For Henry Park, nevertheless, being populated by a foreign body snatcher is restricted as the advance of likening; of becoming a subject who is speaking in the sphere of American people (Lee 1).Asian America is represented in the novel as one ethnicity in a range of representatives of the American ethnicity then depicted as ‘spy’ territory. “As Henry Park plunges ever deeper into Kwang’s life as a first ever public Korean American politician, the novel opens into anything but mere thriller or caper. Its subject indeed can be thought that of language itself, or at least the politics of language” (Lee A. 178).

The action of this crime novel takes place in modern New York City. The “Native Speaker” describes the life of the second-generation immigrant from Korea, Henry Park. The author depicts Henry as ‘amiable’ person who possesses liberal sympathies, and at the same moment involves him self pride of invisible strength elite; thus, he appears to know too much about the tense probabilities implied in this integration.

According to the theme of the novel, this disclosure is so strongly described because Park manages to betray Kwang not only demolishes any distrust that remained, but also impels hysteria of media of ‘negative’ sphere for Kwang and thereby carries out duplicated what Park and Kwang have fought so vigorously to arise; dread of diversity affecting the political situation and influencing upon the capability of non-white aliens to describe themselves. Later Park lives the political organization in order to save his marriage with Lelia; he chooses to help his wife in teaching non-English children.

Thereby, Park overcomes the transformation from a ‘false speaker of language’ at the very beginning of the novel into a person who can and does appreciate the difference existing in the cultural and visual image of New York and in the languages of children taught by Lelia, that are quite evocative (Pepper 169-173).

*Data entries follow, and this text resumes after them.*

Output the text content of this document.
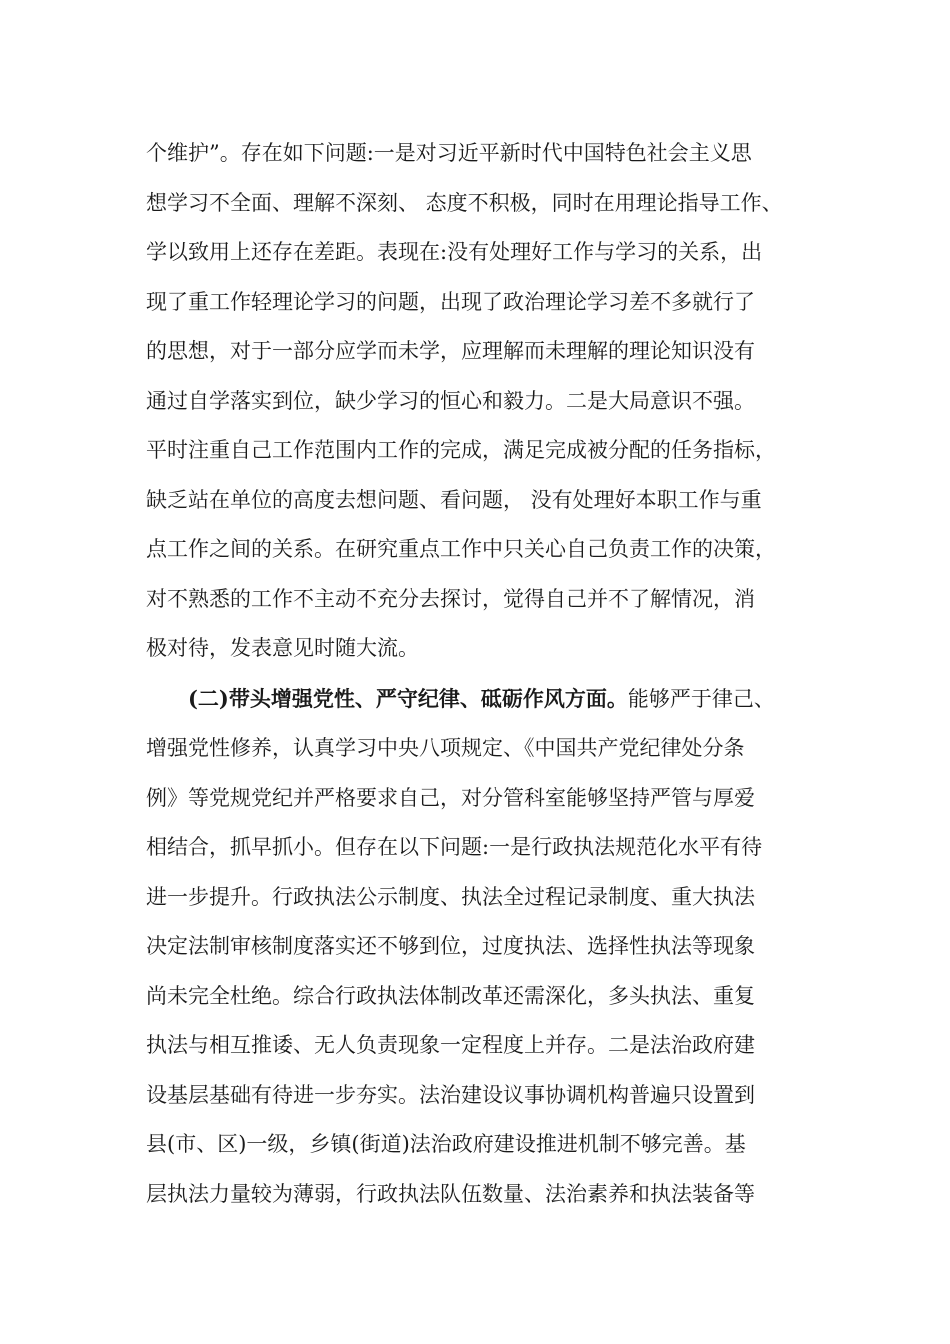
个维护”。存在如下问题:一是对习近平新时代中国特色社会主义思
想学习不全面、理解不深刻、 态度不积极，同时在用理论指导工作、
学以致用上还存在差距。表现在:没有处理好工作与学习的关系，出
现了重工作轻理论学习的问题，出现了政治理论学习差不多就行了
的思想，对于一部分应学而未学，应理解而未理解的理论知识没有
通过自学落实到位，缺少学习的恒心和毅力。二是大局意识不强。
平时注重自己工作范围内工作的完成，满足完成被分配的任务指标，
缺乏站在单位的高度去想问题、看问题， 没有处理好本职工作与重
点工作之间的关系。在研究重点工作中只关心自己负责工作的决策，
对不熟悉的工作不主动不充分去探讨，觉得自己并不了解情况，消
极对待，发表意见时随大流。
(二)带头增强党性、严守纪律、砥砺作风方面。能够严于律己、
增强党性修养，认真学习中央八项规定、《中国共产党纪律处分条
例》等党规党纪并严格要求自己，对分管科室能够坚持严管与厚爱
相结合，抓早抓小。但存在以下问题:一是行政执法规范化水平有待
进一步提升。行政执法公示制度、执法全过程记录制度、重大执法
决定法制审核制度落实还不够到位，过度执法、选择性执法等现象
尚未完全杜绝。综合行政执法体制改革还需深化，多头执法、重复
执法与相互推诿、无人负责现象一定程度上并存。二是法治政府建
设基层基础有待进一步夯实。法治建设议事协调机构普遍只设置到
县(市、区)一级，乡镇(街道)法治政府建设推进机制不够完善。基
层执法力量较为薄弱，行政执法队伍数量、法治素养和执法装备等
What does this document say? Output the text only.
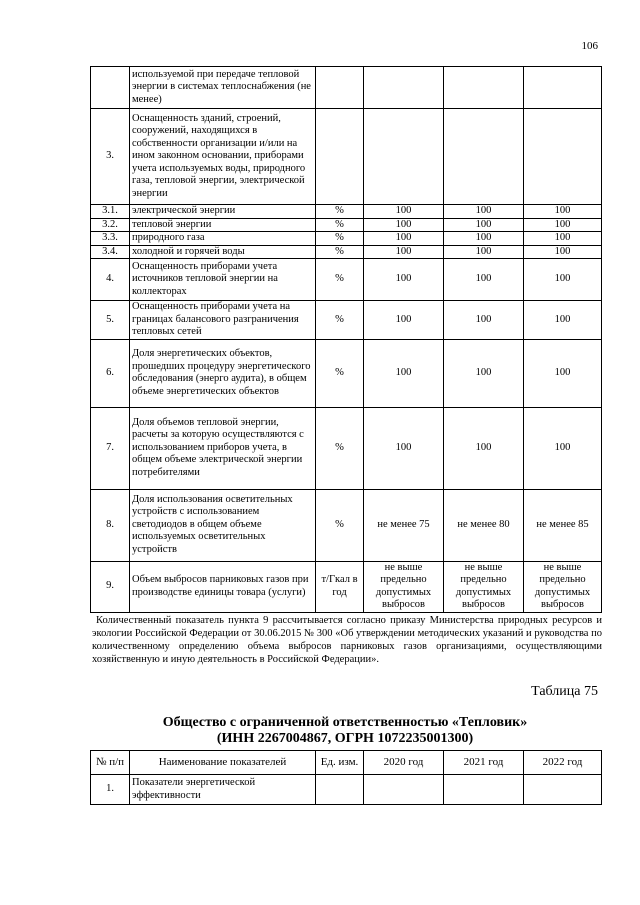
106
	используемой при передаче тепловой энергии в системах теплоснабжения (не менее)				
3.	Оснащенность зданий, строений, сооружений, находящихся в собственности организации и/или на ином законном основании, приборами учета используемых воды, природного газа, тепловой энергии, электрической энергии				
3.1.	электрической энергии	%	100	100	100
3.2.	тепловой энергии	%	100	100	100
3.3.	природного газа	%	100	100	100
3.4.	холодной и горячей воды	%	100	100	100
4.	Оснащенность приборами учета источников тепловой энергии на коллекторах	%	100	100	100
5.	Оснащенность приборами учета на границах балансового разграничения тепловых сетей	%	100	100	100
6.	Доля энергетических объектов, прошедших процедуру энергетического обследования (энерго аудита), в общем объеме энергетических объектов	%	100	100	100
7.	Доля объемов тепловой энергии, расчеты за которую осуществляются с использованием приборов учета, в общем объеме электрической энергии потребителями	%	100	100	100
8.	Доля использования осветительных устройств с использованием светодиодов в общем объеме используемых осветительных устройств	%	не менее 75	не менее 80	не менее 85
9.	Объем выбросов парниковых газов при производстве единицы товара (услуги)	т/Гкал в год	не выше предельно допустимых выбросов	не выше предельно допустимых выбросов	не выше предельно допустимых выбросов
Количественный показатель пункта 9 рассчитывается согласно приказу Министерства природных ресурсов и экологии Российской Федерации от 30.06.2015 № 300 «Об утверждении методических указаний и руководства по количественному определению объема выбросов парниковых газов организациями, осуществляющими хозяйственную и иную деятельность в Российской Федерации».
Таблица 75
Общество с ограниченной ответственностью «Тепловик»
(ИНН 2267004867, ОГРН 1072235001300)
№ п/п	Наименование показателей	Ед. изм.	2020 год	2021 год	2022 год
1.	Показатели энергетической эффективности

“Henry experiences ambivalence in vacillating between his feelings for Luzan and his allegiance to his firm. Henry must deny the doctor’s Asian immigrant ethnicity and the accompanying material conditions that would give historical meaning to such ethnicity” (Ty 33). Nevertheless Henry is not able to reject Luzan’s feelings. Failing to hold an inquiry and consequently destroy Luzan, the protagonist is offered an opportunity to reform his preceding mistakes at a firm. His mission is to spy on a Korean American alien who gained a great sum of money while having dry-cleaning business; John Kwang is craving for political power as a member of a city council competing to become a New York mayor. Henry mixes up his work and his private life.

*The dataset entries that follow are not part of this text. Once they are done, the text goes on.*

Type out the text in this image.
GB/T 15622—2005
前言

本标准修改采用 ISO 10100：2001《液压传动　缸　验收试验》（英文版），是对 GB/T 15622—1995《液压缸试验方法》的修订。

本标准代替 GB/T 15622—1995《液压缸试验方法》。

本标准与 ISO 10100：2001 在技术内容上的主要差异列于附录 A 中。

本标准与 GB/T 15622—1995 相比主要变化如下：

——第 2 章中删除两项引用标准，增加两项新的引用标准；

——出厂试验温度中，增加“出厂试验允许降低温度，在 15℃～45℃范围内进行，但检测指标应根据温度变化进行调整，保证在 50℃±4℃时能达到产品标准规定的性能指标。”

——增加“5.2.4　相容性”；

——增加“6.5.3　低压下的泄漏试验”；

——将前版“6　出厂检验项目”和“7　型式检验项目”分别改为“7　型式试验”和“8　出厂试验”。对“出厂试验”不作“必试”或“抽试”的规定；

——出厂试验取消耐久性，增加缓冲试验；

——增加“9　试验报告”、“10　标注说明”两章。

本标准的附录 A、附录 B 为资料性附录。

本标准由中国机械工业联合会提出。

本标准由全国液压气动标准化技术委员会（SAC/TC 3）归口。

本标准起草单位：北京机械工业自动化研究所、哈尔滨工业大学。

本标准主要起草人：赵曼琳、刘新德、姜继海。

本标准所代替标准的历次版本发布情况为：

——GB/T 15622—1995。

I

Henry is fulfilling his assignment being undercover agent, he plays the role of a media team organization member; meanwhile he watches the postmodern marketing implications of election campaign. It is not easy for Henry to spy on Kwang as he has some contradictions about it, he feels certain emotional attachment to Kwang, though he follows the manipulations of the media with uneasiness and cynicism (Ty 33-35).Thus, there are two main characters in the novel, one of them is a businessman and the other is a spy. And Henry is full of contradictory feelings while being a spy. He feels some kind of compassion towards Kwang, but is not able to fail the mission; also he fells that his wife needs him.

Works Cited

Ellington, Elisabeth, and Jane Freimiller. A Year of Reading: a Month-by-Month Guide to Classics and Crowd-Pleasers for you and Your Book Group. Naperville: Sourcebooks, Inc., 2002.

Lee, A. Robert. Multicultural American Literature: Comparative Black, Native, Latino/a and Asian American Fictions. Univ. Press of Mississippi, 2003.

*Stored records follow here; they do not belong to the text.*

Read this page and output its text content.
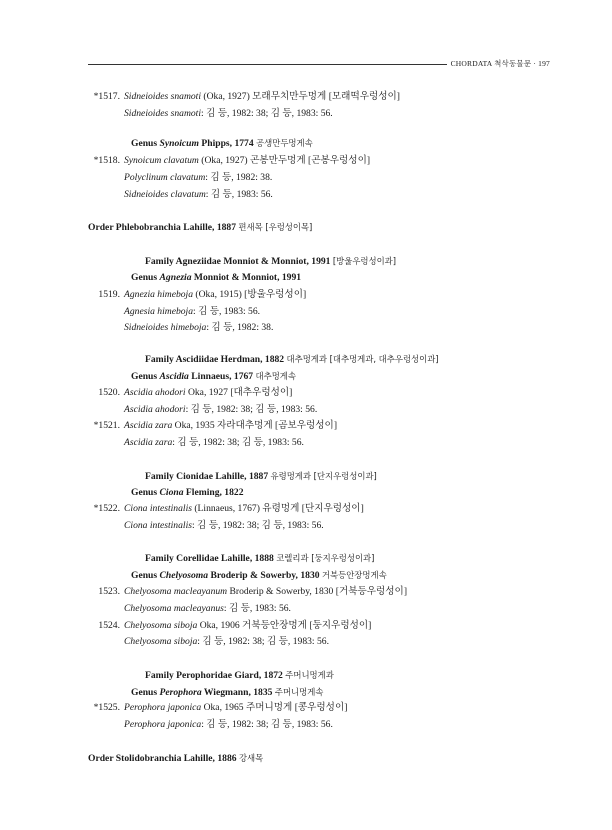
CHORDATA 척삭동물문 · 197
*1517. Sidneioides snamoti (Oka, 1927) 모래무치만두멍게 [모래떡우렁성이]
Sidneioides snamoti: 김 등, 1982: 38; 김 등, 1983: 56.
Genus Synoicum Phipps, 1774 공생만두멍게속
*1518. Synoicum clavatum (Oka, 1927) 곤봉만두멍게 [곤봉우렁성이]
Polyclinum clavatum: 김 등, 1982: 38.
Sidneioides clavatum: 김 등, 1983: 56.
Order Phlebobranchia Lahille, 1887 편새목 [우렁성이목]
Family Agneziidae Monniot & Monniot, 1991 [방울우렁성이과]
Genus Agnezia Monniot & Monniot, 1991
1519. Agnezia himeboja (Oka, 1915) [방울우렁성이]
Agnesia himeboja: 김 등, 1983: 56.
Sidneioides himeboja: 김 등, 1982: 38.
Family Ascidiidae Herdman, 1882 대추멍게과 [대추멍게과, 대추우렁성이과]
Genus Ascidia Linnaeus, 1767 대추멍게속
1520. Ascidia ahodori Oka, 1927 [대추우렁성이]
Ascidia ahodori: 김 등, 1982: 38; 김 등, 1983: 56.
*1521. Ascidia zara Oka, 1935 자라대추멍게 [곰보우렁성이]
Ascidia zara: 김 등, 1982: 38; 김 등, 1983: 56.
Family Cionidae Lahille, 1887 유령멍게과 [단지우렁성이과]
Genus Ciona Fleming, 1822
*1522. Ciona intestinalis (Linnaeus, 1767) 유령멍게 [단지우렁성이]
Ciona intestinalis: 김 등, 1982: 38; 김 등, 1983: 56.
Family Corellidae Lahille, 1888 코렐리과 [둥지우렁성이과]
Genus Chelyosoma Broderip & Sowerby, 1830 거북등안장멍게속
1523. Chelyosoma macleayanum Broderip & Sowerby, 1830 [거북등우렁성이]
Chelyosoma macleayanus: 김 등, 1983: 56.
1524. Chelyosoma siboja Oka, 1906 거북등안장멍게 [둥지우렁성이]
Chelyosoma siboja: 김 등, 1982: 38; 김 등, 1983: 56.
Family Perophoridae Giard, 1872 주머니멍게과
Genus Perophora Wiegmann, 1835 주머니멍게속
*1525. Perophora japonica Oka, 1965 주머니멍게 [콩우렁성이]
Perophora japonica: 김 등, 1982: 38; 김 등, 1983: 56.
Order Stolidobranchia Lahille, 1886 강새목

Lee, C. Rachel. “Reading Contests and Contesting Reading: Chang-Rae Lee’s Native Speaker and Ethnic New York”. MELUS 29 (2004): 1.

Pepper, Andrew. The Contemporary American Crime Novel: Race, Ethnicity, Gender, Class. America in the 20th/21st Century Series. New York: Routledge, 2000.

Ty, Rose Eleanor, and Donald C. Goellnicht. Asian North American identities: beyond the hyphen. Indiana University Press, 2004.